Analysis of almost 200 school-endorsed apps found that most start harvesting Australian children’s data within seconds in contravention of developers’ own privacy policies, leaving underage users exposed to significant privacy and security risks.

The findings by University of New South Wales (UNSW) researchers come from an audit of around 200 Android educational apps sourced from school recommendation lists, state Department of Education websites, and the Google Play store.

The results were presented in the paper Analysing Privacy Risks in Children’s Educational Apps in Australia, authored by Dr Rahat Masood, a cybersecurity expert at UNSW, and her colleagues Sicheng Jin, Jung-Sook Lee, and Hye-Young (Helen) Paik.

The research team found that many of the apps collected sensitive data, transmitted it to third parties, and hid behind privacy policies so complex very few parents could understand them.

Masood said they wanted to analyse whether Australia, the federal government, and education departments were aware of the security and privacy risks involved for children as teaching goes digital and relies on tech suppliers.

The ‘illusion of safety’

In some instances apps marketed to young children – using terms such as “Kids,” “Preschool,” or “ABC” – were no safer than general-audience apps, and in some instances had worse alignment between their stated privacy commitments and actual behaviour.

The research paper described this as “the illusion of safety” – child-centric branding which cultivates parental trust without providing genuine protection.

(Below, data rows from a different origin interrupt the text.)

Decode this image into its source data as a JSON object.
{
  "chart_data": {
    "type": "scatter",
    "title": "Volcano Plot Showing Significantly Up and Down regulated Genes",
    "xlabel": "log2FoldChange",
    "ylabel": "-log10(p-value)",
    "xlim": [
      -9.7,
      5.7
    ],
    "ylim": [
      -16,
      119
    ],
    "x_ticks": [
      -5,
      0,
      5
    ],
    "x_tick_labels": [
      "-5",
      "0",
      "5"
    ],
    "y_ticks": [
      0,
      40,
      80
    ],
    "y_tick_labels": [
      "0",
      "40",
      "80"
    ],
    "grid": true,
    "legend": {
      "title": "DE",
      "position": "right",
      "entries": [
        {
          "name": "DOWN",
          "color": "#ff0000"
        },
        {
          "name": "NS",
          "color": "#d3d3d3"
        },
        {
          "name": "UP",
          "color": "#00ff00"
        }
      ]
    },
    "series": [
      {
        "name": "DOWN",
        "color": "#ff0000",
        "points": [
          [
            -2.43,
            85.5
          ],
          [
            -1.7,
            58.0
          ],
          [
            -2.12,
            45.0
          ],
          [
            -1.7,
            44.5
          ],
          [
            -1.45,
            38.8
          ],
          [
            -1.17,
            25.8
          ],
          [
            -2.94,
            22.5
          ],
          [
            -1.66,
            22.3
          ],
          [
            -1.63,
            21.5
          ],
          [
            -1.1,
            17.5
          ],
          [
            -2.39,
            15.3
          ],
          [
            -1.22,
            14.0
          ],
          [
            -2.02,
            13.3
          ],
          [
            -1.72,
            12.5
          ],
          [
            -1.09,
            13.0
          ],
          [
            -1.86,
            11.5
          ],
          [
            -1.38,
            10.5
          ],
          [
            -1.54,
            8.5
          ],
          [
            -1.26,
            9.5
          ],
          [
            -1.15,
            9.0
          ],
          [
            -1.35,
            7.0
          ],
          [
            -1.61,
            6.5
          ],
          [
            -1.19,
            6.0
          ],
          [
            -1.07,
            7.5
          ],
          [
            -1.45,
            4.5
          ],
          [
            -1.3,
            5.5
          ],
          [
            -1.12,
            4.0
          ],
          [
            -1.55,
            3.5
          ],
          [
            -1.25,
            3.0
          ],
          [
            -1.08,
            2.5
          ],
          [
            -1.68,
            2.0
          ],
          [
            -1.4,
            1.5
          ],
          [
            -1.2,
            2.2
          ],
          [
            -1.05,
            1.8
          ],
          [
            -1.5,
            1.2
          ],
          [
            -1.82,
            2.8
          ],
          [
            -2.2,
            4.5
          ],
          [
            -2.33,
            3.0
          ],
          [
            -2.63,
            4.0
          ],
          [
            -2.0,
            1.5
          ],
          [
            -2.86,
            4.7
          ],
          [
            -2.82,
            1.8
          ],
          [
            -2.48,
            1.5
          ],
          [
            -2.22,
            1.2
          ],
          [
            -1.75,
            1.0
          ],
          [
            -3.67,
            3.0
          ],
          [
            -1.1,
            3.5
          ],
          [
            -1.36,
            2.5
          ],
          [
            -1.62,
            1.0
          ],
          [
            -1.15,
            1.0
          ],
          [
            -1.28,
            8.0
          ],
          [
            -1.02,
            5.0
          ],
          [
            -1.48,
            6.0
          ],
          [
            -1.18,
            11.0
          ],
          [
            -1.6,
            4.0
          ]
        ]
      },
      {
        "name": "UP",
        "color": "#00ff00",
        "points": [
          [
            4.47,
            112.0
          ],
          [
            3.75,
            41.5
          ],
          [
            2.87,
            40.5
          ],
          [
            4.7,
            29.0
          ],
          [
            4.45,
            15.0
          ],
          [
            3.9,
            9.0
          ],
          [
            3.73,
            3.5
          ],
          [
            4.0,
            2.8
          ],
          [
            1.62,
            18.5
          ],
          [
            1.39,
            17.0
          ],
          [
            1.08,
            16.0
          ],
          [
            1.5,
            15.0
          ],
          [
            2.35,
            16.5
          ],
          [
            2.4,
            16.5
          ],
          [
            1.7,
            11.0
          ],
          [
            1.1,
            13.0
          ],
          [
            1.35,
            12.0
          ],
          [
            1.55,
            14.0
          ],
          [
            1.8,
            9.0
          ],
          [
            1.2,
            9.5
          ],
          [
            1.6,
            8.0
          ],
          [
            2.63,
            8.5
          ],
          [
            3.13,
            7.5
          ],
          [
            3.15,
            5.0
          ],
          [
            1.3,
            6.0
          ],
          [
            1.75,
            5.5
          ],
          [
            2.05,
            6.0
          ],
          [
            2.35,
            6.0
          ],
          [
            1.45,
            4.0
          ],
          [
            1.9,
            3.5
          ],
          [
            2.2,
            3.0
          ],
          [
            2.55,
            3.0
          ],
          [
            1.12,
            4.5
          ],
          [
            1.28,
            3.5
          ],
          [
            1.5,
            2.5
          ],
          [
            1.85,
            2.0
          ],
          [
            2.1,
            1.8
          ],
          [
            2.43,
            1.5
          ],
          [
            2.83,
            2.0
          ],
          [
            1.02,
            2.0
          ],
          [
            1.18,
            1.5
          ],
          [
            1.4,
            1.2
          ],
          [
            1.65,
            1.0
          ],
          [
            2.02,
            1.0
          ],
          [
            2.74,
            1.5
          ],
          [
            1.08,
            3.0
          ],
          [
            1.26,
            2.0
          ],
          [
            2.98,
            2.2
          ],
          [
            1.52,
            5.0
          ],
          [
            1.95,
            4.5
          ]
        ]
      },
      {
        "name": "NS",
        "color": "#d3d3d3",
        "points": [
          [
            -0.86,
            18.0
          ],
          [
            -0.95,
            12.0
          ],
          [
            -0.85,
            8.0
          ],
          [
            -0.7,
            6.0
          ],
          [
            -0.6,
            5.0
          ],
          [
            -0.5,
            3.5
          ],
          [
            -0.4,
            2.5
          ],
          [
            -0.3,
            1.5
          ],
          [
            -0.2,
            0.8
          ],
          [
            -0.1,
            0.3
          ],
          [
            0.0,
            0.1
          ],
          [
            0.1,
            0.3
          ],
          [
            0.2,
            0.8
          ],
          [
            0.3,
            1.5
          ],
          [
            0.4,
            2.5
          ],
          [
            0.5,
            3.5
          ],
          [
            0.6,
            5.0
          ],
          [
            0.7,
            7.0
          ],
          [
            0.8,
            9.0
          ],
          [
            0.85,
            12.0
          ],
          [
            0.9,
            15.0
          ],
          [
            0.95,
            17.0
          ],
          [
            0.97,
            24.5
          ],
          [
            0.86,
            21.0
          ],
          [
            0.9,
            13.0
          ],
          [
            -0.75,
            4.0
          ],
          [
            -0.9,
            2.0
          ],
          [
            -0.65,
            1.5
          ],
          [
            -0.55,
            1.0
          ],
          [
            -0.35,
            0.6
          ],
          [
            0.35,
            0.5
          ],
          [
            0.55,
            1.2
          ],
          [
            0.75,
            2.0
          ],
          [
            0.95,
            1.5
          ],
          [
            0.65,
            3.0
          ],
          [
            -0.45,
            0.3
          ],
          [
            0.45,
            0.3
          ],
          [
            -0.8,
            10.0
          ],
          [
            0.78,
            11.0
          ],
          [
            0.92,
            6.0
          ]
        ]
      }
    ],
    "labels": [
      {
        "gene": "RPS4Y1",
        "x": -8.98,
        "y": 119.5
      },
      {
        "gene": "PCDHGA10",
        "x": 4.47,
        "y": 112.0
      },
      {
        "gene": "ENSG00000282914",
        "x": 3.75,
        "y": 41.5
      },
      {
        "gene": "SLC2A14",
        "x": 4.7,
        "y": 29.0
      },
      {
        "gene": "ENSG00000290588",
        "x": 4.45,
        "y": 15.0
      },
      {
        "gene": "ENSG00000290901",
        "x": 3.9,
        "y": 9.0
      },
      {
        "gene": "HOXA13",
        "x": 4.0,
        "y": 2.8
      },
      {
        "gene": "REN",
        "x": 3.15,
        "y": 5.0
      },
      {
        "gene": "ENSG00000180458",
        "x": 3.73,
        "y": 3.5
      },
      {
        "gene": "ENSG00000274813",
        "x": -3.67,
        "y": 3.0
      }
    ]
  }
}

A staggering 76 per cent of apps targeted at children showed at least one form of policy distortion, compared with 67 per cent of general educational titles, according to the study.

The researchers found apps carrying child-friendly names often embedded the same advertising and analytics tools found in commercial entertainment apps, including the same tools used to track adults using the internet.

Their analysis found that 89.3 per cent of apps began transmitting data to third parties before a user had interacted with the app at all.

Opening an app was enough to send device identifiers, location metadata, and other sensitive information to analytics platforms and advertising networks.

“Even if you are not interacting with the app – you just open it and that’s it – it is still transferring lots of data,” Masood said.

“Telemetry data – which mainly refers to tracker-related identifiers and used for the automatic collection and transmission of data to remote servers – despite just opening the app and not using any educational feature, it is still transferring a lot of information that is sensitive and can actually identify your device.”

Feeding Facebook and Google

The UNSW researchers found 83.6 per cent of apps checked transmit persistent identifiers – unique codes that can track a device across sessions and across different apps.

More than two-thirds (67.9 per cent) of the apps contained at least one embedded tracker or analytics tool, such as Google's Firebase, Facebook, or Unity Analytics.

Masood noted that “none of these are needed to actually run the educational app”.

The research team also analysed the privacy policies of the apps and found that just 3 per cent were “fairly easy” to read.

The other 97 per cent required university-level literacy or higher to grasp their meaning.

“Nobody will understand these terminologies and jargon,” she said.

“Comprehension, readability, understandability – all these metrics that we analysed were all very bad.”

On top of that the legal text often doesn’t reflect what the app actually does.

Just a quarter of the apps examined – i.e. about 50 – were fully consistent between their stated privacy policy and their observed behaviour during testing.

“We matched the privacy policy with the dynamic analysis – when the app is running, whether it is collecting the data and whether it is mentioned in the privacy policy or not,” Masood said.

“Only one in four were matching. Some of the policies appear to have been generated using AI tools.”

One app listed in its store description as “Data Not Collected” was observed initialising Firebase analytics and transmitting persistent identifiers from the moment it first launched.

Another that claimed “no ads, no tracking” was found to be sending data to Unity Analytics and Google before a user had done anything.

Calls for crackdown

Masood said the problem started with each state’s Department of Education drawing up its recommended list of apps for educators.

“They look at very high-level details and they don’t download the app – they don’t do the dynamic analysis, they don’t go through the accessibility and readability of the privacy policies,” she said.

Schools are told the apps were assessed through a quality assurance framework, but she said it’s inadequate and teachers are largely unaware of the risks embedded in these tools, while parents assume that if an app has been approved, it is safe.

“[Teachers] are out of resources – first of all – and they don’t know about any security issues. They were just given an app to use and that’s it,” she said.

Masood and her colleagues believe a “traffic light” system would be a better solution as a visual summary of an app’s privacy and security profile, bypassing the legal jargon.

Their research calls for stricter oversight of the “child-directed” app category, arguing that labels such as “Kids” or “Educational” should have a verified technical baseline, rather than being used as a content descriptor.

The also want regulators to prohibit “idle telemetry” – the transmitting data before a user has done anything.